On a whim, I’ve decided to create a new micro-series (is that a word?) about outreach. I often have thoughts on outreach but rather than push them out into the Twitter ether, I want them to find a more concrete place on my blog. You can find these outreach musings under my outreach tag.
So, welcome to part 1 of Outreach Musings. Today’s topic is being an introvert and doing outreach.
Outreach is tough. And, its isn’t for the weary or the cautious person. One way my job and, to a greater extent, outreach challenges me is unpacking all of my introversion. To be clear, I think anyone and everyone should do outreach.
However, for the introverted folk among us, don’t let your introverted tendencies keep you from embarking on this career path if that’s your passion. I’m an introvert but I also do outreach. The biggest challenge I’ve faced is the near constant people drain. You have to engage with people. Sometimes when you feel like it and other times when you don’t. In the first couple of months of my new job, I left work drained with a massive headache and desperately craving uninterrupted silence.

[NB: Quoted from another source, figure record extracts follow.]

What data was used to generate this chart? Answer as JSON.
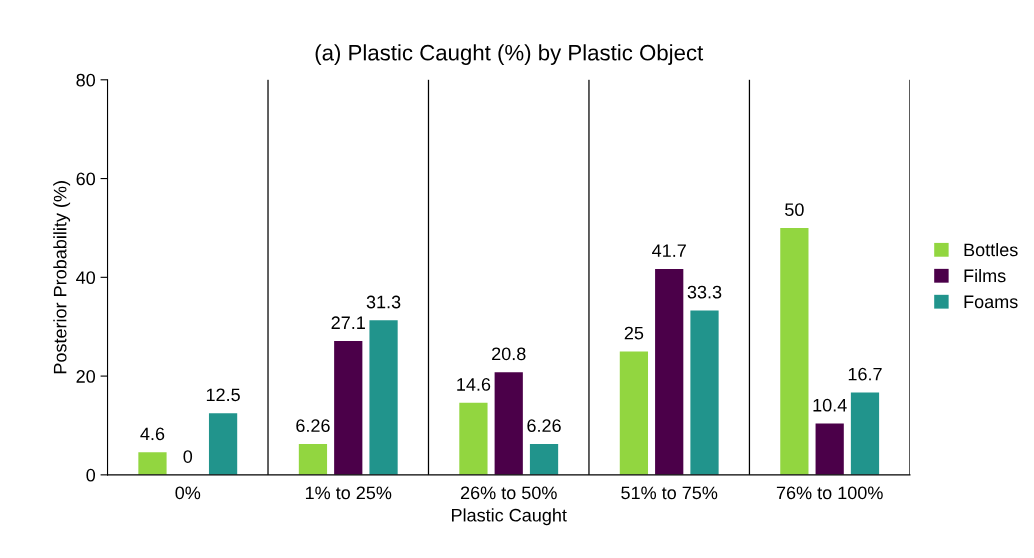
{
  "chart_data": {
    "type": "bar",
    "title": "(a) Plastic Caught (%) by Plastic Object",
    "xlabel": "Plastic Caught",
    "ylabel": "Posterior Probability (%)",
    "categories": [
      "0%",
      "1% to 25%",
      "26% to 50%",
      "51% to 75%",
      "76% to 100%"
    ],
    "series": [
      {
        "name": "Bottles",
        "color": "#92d640",
        "values": [
          4.6,
          6.26,
          14.6,
          25,
          50
        ]
      },
      {
        "name": "Films",
        "color": "#4b0049",
        "values": [
          0,
          27.1,
          20.8,
          41.7,
          10.4
        ]
      },
      {
        "name": "Foams",
        "color": "#21948c",
        "values": [
          12.5,
          31.3,
          6.26,
          33.3,
          16.7
        ]
      }
    ],
    "ylim": [
      0,
      80
    ],
    "yticks": [
      0,
      20,
      40,
      60,
      80
    ],
    "grid": "x",
    "legend": "right",
    "data_labels": true
  }
}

I’ve learned to cope a number of ways. First, I actually take my 15 minute breaks and go for walks a la NixoNARA. The weather in Texas is pretty nice and the surroundings near my office building are covered with sidewalks and trees. Or, taking an environmental break from the office and going out to lunch either at a nearby cafe or a picnic. Did I mention how much green space is near me?
Lastly, the biggest of all, I had to learn to say no.
I know in this fast-paced, people-pleasing society with its deadlines, saying no may be frowned upon. Now, I’m not advocating saying no to every thing rather I advocate becoming more strategic in your no’s. If I’m feeling particularly people-drained and an impromptu meeting pops up, I say no and reschedule to another day. This, of course, is contingent upon whether or not its a time-sensitive meeting. If its not, I give it a ‘that sounds great, how about we schedule that for Wednesday?” she says on Monday afternoon. What if the meeting is non-negotiable? Well, I buck up and power through it. More than likely though, I’ll “conveniently” take a break right after to mellow out. Or, I block out some Ashley-time after work.
Another area where I’ve had to learn to push through my introverted tendencies is engaging with people. I’m not the best at small talk and its not something I enjoy doing. Believe it or not, one thing that helps me comes from my undergrad days of being an amateur journalist. I ask people questions. Usually I start with the basics, what’s your name, what do you do, etc. It helps to take some of the focus off of me and on to the other person. And, most importantly, I ask follow up questions especially if its an area of commonality between us.
Pretty soon, we’re chatting up a storm, there’s questions on both sides, and a couple of laughs in between. Don’t get me wrong. I’ve crashed and burned on numerous occasions but I don’t let that stop me. I keep pressing forward.
Outreach is tough. It’s about creating connections and engaging with people. The question isn’t whether you can do it but whether or not you want to do it. If you want to do it, you’ll make it happen and no level of introversion will stop that. It only stops you when you let these labels define you. Period.